157 # many more lines of repeated laborious hand written
158 # SIMD nonsense all exactly the same except for the
159 # for loop and sizes.
160
161 Clearly this is a total unmaintainable nightmare of worthless crud which, if continued throughout a large project with 40,000 lines of code when written without SIMD, would completely destroy all chances of that project being successful by turning 40,000 lines into 400,000 lines of unreadable spaghetti.
162
163 A much more intelligent approach is needed. What we actually want is:
164
165 with m.If(x > y): # do a partitioned compare here
166 do something dynamic here
167
168 where behind the scenes the above laborious for-loops (conceptually) are created, hidden, looking to all intents and purposes that this is exactly like any other nmigen Signal.
169
170 This means that nmigen needs to "understand" the partitioning, in m.If, m.Else and m.Switch, at the bare minimum.
171
172 Analysis of the internals of nmigen shows that m.If, m.Else and m.Switch are all redirected to ast.py `Switch`. Within that function Mux and other "global" functions (similar to python operator functions).

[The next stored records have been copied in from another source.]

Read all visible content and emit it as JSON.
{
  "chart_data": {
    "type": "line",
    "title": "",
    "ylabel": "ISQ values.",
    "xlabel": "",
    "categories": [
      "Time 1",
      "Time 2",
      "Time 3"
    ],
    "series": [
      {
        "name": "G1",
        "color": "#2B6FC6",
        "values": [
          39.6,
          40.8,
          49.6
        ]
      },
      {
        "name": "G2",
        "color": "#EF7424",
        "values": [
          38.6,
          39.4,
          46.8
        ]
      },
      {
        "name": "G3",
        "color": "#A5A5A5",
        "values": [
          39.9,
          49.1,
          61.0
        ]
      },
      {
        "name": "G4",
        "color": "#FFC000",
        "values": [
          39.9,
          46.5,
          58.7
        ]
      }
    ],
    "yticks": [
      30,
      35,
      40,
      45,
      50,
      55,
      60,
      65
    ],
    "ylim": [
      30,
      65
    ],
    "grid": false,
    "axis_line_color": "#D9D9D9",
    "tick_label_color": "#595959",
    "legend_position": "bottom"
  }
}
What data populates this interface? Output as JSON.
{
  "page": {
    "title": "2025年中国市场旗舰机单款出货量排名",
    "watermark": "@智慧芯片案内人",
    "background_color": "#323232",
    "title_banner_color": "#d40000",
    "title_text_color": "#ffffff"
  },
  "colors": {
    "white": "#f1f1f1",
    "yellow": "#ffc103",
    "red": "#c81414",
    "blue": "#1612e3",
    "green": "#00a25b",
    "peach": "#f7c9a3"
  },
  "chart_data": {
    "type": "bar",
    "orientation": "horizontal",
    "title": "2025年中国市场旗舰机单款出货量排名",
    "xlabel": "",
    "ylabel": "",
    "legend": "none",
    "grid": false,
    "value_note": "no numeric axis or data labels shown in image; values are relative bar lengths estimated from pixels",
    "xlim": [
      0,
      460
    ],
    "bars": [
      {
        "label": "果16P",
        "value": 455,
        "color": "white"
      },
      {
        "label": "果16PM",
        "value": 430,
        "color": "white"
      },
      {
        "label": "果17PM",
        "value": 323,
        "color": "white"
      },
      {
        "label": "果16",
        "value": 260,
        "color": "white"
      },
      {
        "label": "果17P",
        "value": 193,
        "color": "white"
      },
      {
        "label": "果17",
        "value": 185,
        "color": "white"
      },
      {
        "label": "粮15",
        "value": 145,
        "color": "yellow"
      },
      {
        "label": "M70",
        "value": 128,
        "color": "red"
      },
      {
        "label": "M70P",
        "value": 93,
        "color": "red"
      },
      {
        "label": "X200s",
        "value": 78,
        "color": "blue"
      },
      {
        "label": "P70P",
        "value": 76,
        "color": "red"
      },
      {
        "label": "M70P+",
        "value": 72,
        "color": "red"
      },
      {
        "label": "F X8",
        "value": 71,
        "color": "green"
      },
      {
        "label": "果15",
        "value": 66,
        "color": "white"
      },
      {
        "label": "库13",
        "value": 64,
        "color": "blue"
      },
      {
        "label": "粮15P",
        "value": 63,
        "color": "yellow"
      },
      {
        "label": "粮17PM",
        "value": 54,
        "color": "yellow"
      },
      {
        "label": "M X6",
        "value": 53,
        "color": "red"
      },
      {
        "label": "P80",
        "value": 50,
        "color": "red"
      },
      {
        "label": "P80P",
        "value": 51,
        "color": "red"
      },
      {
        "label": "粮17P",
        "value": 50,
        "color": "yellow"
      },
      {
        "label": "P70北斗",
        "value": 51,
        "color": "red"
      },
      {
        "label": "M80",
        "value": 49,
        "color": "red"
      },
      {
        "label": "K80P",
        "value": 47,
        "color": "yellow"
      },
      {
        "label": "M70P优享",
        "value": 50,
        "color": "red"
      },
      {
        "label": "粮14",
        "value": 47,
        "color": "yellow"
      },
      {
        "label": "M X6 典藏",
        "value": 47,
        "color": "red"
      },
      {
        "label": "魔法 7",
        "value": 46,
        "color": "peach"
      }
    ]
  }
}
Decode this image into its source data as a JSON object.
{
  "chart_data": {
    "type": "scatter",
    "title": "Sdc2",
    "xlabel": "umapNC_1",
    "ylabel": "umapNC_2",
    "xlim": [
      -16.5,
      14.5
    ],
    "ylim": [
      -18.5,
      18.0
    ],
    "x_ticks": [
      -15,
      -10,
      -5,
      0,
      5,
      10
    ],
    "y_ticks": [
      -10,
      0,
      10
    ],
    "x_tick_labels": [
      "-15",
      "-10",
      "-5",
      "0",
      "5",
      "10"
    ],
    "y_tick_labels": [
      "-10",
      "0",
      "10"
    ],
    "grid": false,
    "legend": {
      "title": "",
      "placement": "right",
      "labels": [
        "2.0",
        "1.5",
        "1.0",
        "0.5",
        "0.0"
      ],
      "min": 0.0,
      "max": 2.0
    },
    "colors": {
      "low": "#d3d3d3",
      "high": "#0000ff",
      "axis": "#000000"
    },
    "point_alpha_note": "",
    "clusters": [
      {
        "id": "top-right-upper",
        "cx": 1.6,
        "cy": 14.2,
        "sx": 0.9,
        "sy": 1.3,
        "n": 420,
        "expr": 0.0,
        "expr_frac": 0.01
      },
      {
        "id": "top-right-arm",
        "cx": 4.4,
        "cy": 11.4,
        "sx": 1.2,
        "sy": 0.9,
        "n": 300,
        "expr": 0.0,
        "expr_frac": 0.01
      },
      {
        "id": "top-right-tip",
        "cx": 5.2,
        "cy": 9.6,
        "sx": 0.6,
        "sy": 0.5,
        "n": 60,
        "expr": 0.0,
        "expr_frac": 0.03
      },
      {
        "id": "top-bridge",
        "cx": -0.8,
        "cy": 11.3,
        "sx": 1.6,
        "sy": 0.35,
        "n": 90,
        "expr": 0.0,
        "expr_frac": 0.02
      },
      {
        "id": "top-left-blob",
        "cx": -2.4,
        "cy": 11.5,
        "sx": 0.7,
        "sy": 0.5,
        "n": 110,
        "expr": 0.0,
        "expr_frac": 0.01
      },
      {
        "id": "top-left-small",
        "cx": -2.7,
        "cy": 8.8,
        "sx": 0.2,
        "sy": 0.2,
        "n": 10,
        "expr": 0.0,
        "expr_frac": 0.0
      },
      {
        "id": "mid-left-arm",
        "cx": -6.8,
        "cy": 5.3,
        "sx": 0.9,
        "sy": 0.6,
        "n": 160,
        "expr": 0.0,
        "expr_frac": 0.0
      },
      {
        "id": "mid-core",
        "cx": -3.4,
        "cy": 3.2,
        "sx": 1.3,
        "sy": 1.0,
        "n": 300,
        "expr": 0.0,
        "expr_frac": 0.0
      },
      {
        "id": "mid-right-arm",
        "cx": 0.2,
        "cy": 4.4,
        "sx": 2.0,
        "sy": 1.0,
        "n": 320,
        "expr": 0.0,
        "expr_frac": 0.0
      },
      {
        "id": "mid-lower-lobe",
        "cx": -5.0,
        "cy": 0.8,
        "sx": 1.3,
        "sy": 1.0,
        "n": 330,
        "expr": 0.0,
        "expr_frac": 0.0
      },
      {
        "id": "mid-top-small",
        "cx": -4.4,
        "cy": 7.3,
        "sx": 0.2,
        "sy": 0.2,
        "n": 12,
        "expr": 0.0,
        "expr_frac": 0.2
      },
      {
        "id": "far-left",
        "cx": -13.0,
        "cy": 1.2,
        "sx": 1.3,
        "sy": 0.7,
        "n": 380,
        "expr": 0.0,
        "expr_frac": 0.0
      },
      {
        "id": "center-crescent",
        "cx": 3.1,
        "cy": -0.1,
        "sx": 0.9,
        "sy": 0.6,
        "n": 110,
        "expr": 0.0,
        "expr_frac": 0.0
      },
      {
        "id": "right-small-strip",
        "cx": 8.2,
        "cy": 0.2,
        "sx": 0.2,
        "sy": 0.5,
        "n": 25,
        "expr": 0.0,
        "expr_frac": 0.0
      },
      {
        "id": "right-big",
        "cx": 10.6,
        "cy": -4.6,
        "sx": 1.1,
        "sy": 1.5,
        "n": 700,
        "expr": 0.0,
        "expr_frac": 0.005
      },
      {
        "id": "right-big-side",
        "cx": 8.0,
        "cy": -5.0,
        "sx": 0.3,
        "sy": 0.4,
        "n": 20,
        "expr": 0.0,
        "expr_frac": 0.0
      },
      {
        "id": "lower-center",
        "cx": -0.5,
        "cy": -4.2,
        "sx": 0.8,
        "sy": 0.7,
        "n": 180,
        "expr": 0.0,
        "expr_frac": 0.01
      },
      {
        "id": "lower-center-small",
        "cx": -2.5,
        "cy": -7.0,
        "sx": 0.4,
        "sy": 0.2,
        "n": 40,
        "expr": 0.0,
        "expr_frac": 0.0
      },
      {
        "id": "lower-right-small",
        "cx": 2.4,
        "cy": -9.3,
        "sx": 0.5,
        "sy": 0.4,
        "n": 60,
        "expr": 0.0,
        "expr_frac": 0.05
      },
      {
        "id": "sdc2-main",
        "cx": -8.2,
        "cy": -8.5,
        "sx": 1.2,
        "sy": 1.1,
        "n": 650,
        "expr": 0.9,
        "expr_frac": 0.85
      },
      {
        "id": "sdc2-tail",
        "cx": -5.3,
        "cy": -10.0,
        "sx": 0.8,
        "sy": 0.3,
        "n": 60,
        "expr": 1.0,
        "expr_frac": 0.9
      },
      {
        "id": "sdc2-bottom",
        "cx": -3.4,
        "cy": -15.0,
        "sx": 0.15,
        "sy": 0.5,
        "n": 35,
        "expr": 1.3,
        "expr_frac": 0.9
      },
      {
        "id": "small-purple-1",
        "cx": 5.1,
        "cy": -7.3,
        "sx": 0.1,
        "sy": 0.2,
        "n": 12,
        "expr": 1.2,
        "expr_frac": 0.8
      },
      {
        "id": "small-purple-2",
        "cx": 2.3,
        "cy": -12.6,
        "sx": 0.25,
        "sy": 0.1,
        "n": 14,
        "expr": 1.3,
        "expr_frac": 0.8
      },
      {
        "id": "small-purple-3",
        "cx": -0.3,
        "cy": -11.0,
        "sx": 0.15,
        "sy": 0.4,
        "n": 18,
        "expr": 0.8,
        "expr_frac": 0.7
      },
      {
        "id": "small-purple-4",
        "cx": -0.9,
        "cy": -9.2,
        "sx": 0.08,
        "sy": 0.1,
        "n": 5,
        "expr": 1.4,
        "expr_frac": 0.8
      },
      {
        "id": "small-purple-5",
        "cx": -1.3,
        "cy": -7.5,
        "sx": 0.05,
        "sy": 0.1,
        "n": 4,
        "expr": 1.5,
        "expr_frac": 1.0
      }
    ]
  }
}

The hypothesis is therefore proposed that if `Value.mux` is added in an identical way to how `operator.add` calls `__add__` this may turn out to be all that (or most of what) is needed.
173
174 <https://github.com/nmigen/nmigen/blob/59ef6e6a1c4e389a41148554f2dd492328820ecd/nmigen/hdl/dsl.py#L447>
175
176 m.If and m.Else work by constructing a series of Switch cases, each case test being one of "--1---" or "-----1-" where the binary tests themselves are concatenated together as the "Switch" statement. With switch statements being order-dependent, the first match will succeed which will stop subsequent "Else" or "Elif" statements from being executed.
177
178 For a parallel variant each partition column may be assumed to be independent. A mask of 3 bits subdivides Signals down into four separate partitions. Therefore what was previously a single-bit binary test is, just like for Partitioned Mux, actually four separate and distinct partition-column-specific single-bit binary tests.
179
180 Therefore, a Parallel Switch statement is as simple as taking the relevant column of each Switch case and creating one independent Switch per Partition column. Take the following example:
181
182 mask = Signal(3) # creates four partitions
183 a = PartitionedSignal(mask, 4) # creates a 4-bit partitioned signal
184 b = PartitionedSignal(mask, 4) # likewise
185 c = PartitionedSignal(mask, 32)
186 d = PartitionedSignal(mask, 32)
187 o = PartitionedSignal(mask, 32)
188
189 with m.If(a):
190 comb += o.eq(c)
191 with m.Elif(b):
192 comb += o.eq(d)
193
194 If these were ordinary Signals, they would be translated to a Switch where:
195
196 * if_tests would be Cat(a, b) i.e. a 2 bit quantity
197 * cases would be (quantity 2) "1-" and "-1" in order to match
198 against the first binary test bit of Cat(a, b) and the second,
199 respectively.
200 * the first case would be "1-" to activate `o.eq(c)
201 * the second case would be "-1" to activate o.eq(d)
202
203 A parallel variant may thus perform a for-loop, creating four
204 **independent** Switches:
205
206 * take a[0] and b[0] and Cat them together `Cat(a[0], b[0])`
207 * take the output of each case result `o[0].eq[c[0])` and
208 so on
209 * create the first independent Switch
210 * take a[1] and b[1] etc.
211
212 There are several ways in which the parts of each case, when
213 activated, can be split up: temporary Signals, analysing
214 the AST, or using PartitionedMux.